1School of Biological Sciences, University of Essex, Colchester, UK; 2Department of Pathology, College of Medicine, Qassim University, Qassim, Saudi Arabia; 3Department of Medical Biochemistry, College of Medicine, Qassim University, Saudi Arabia; 4Department of Biotechnology and Genetic Engineering, Bharathidasan University, Tiruchirappalli, India; 5Clinical Laboratory Sciences, Inaya Medical College, Riyadh, Saudi Arabia; 6Central Laboratories, Egyptian Ministry of Health, Tanta, Egypt; 7Biochemistry Department, College of Medicine, Imam Abdulrahman Bin Faisal University, Saudi Arabia; 8College of Medicine, King Saud University, Saudi Arabia

Abstract

Background

The cluster of differentiation (CD) 74 is known for its immunological functions and its elevated level was reported in various cancer cells.

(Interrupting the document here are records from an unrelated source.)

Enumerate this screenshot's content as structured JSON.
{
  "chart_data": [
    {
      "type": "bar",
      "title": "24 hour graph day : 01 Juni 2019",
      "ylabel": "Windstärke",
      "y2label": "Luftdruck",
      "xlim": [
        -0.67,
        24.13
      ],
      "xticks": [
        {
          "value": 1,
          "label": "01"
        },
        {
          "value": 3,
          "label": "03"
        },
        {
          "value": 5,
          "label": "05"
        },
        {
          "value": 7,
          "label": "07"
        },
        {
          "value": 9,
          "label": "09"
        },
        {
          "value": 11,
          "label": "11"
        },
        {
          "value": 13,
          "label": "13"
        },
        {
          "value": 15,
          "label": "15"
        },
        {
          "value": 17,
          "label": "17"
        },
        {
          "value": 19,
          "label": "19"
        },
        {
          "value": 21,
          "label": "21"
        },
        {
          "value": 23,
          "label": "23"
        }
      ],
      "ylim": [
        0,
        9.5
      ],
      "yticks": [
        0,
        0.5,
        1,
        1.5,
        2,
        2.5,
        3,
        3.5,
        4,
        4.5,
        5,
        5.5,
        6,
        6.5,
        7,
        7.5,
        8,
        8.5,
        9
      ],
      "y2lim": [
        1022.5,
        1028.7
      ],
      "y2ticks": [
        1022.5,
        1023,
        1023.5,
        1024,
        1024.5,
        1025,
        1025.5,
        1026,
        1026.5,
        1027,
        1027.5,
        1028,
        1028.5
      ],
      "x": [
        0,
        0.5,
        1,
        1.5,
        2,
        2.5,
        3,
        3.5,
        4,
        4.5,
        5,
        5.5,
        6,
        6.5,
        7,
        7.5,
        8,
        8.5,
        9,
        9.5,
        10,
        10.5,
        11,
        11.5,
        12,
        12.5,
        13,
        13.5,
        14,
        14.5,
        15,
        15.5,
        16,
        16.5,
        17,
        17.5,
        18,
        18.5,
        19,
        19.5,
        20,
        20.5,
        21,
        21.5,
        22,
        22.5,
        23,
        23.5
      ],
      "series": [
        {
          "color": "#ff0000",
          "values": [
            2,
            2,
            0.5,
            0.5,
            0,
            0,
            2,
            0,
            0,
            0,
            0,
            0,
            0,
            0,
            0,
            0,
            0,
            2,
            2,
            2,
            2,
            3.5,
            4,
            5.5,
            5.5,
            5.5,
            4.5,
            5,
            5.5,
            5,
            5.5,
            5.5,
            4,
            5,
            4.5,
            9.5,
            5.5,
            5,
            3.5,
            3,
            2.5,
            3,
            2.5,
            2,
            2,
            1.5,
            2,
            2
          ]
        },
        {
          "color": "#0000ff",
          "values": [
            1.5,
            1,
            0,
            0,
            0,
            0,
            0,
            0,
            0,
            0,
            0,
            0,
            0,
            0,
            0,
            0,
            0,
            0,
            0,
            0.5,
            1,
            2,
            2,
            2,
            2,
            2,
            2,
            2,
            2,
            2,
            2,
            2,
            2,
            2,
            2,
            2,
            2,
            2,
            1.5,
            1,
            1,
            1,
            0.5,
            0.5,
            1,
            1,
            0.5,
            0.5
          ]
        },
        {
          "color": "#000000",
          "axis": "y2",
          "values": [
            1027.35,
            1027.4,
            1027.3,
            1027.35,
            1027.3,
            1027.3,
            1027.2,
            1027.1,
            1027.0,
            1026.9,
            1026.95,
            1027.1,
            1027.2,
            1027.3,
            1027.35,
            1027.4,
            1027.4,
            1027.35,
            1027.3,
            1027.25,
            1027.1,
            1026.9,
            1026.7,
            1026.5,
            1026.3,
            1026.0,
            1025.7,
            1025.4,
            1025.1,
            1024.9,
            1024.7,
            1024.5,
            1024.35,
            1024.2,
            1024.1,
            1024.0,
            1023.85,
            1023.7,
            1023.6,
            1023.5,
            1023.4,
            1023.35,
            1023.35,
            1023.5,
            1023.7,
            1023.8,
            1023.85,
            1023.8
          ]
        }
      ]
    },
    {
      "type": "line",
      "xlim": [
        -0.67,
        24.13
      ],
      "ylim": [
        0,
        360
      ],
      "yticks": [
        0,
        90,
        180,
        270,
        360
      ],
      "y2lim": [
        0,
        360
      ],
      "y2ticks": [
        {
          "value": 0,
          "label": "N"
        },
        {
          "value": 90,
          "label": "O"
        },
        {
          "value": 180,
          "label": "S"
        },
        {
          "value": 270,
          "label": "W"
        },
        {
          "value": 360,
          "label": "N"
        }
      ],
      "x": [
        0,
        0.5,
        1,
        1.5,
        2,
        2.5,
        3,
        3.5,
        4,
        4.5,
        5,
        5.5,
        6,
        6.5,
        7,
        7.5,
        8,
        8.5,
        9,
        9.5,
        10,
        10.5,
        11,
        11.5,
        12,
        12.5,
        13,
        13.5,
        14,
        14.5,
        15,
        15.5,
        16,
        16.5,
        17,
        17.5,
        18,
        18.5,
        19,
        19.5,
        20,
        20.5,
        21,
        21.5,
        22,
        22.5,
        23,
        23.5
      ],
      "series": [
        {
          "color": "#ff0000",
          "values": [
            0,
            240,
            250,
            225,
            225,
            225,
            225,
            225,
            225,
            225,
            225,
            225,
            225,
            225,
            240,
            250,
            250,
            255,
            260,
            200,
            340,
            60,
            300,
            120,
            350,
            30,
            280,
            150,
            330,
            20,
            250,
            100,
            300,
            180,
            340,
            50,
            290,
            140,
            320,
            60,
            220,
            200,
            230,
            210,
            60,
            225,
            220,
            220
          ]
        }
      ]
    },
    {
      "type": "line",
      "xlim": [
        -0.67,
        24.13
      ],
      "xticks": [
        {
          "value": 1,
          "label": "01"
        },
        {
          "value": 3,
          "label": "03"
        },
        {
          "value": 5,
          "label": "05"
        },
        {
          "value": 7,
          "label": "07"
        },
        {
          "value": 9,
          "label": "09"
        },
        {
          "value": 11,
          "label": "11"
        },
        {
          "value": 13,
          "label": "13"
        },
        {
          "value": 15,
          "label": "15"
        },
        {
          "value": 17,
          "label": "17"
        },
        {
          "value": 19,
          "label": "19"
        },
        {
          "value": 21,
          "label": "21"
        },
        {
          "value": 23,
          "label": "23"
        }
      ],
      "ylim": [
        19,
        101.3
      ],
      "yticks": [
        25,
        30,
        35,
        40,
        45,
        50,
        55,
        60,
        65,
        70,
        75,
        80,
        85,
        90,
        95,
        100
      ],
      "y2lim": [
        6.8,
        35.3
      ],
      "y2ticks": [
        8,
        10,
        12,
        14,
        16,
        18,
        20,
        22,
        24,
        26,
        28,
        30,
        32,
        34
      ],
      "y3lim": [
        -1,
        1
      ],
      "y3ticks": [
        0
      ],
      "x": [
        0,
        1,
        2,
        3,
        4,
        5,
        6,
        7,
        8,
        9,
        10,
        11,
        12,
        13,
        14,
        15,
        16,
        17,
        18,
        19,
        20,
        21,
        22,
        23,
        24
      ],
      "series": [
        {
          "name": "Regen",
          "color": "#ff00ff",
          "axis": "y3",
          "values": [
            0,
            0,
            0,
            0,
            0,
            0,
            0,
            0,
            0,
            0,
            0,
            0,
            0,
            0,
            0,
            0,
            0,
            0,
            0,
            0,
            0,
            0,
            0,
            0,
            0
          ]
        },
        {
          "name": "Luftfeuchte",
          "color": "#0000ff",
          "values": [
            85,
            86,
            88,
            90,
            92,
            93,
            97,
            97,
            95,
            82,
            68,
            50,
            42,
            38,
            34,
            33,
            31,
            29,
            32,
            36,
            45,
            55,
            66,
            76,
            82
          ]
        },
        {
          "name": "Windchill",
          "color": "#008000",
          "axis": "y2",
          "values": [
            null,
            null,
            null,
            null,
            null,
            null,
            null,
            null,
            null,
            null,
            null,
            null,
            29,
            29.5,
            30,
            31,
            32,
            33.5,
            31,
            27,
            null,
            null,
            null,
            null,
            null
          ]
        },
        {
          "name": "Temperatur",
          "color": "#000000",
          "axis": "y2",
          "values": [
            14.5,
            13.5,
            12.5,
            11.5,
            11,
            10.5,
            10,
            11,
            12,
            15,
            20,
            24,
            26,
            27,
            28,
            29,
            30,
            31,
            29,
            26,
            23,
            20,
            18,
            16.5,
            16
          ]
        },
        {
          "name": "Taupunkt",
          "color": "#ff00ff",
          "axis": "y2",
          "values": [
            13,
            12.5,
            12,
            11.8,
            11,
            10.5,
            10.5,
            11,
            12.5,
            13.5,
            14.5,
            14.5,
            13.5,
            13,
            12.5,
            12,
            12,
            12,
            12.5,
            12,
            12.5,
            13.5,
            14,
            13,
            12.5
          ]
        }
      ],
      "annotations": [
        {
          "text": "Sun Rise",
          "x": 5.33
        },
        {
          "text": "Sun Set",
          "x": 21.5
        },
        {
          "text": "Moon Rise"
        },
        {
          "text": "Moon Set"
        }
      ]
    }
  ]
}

The aim of the present study was to investigate the expression and potential roles of CD74 in the proliferative and apoptotic activity of breast cancer.

Methods

Expression of CD74, macrophage migration inhibitory factor (MIF) and CD44 was assayed in CAMA-1 and MDA-MB-231 cell lines using flow cytometry.

CD74 was knocked down using CD74 siRNA-transfection in CAMA-1, and MDA-MB-231 cells and proliferation and apoptosis were determined in the transfected breast cancer cells.

Results

The data showed that CD74, MIF and CD44 were expressed in breast cancer cell lines and were associated with cell proliferation and apoptosis. Correlation analysis revealed that CD74 was positively correlated and colocalised with MIF on the cell-surface of CAMA-1 and MDA-MB-231. The knockdown of CD74 significantly reduced CAMA-1 and MDA-MB-231 cell proliferation and increased the level of apoptotic cells.

Conclusions

In conclusion, it was observed that the interaction of MIF with CD74 CD44 could be a potential tumor marker for breast cancer cells. Moreover, level of co-expression of MIF and CD74 could be a surrogate marker for the efficacy of anti-angiogenic drugs, particularly in breast cancer tumors. Also, knockdown of CD74 by CD74 siRNA significantly reduced CAMA-1 and MDA-MB-231 cell proliferation and increased the level of apoptotic cells.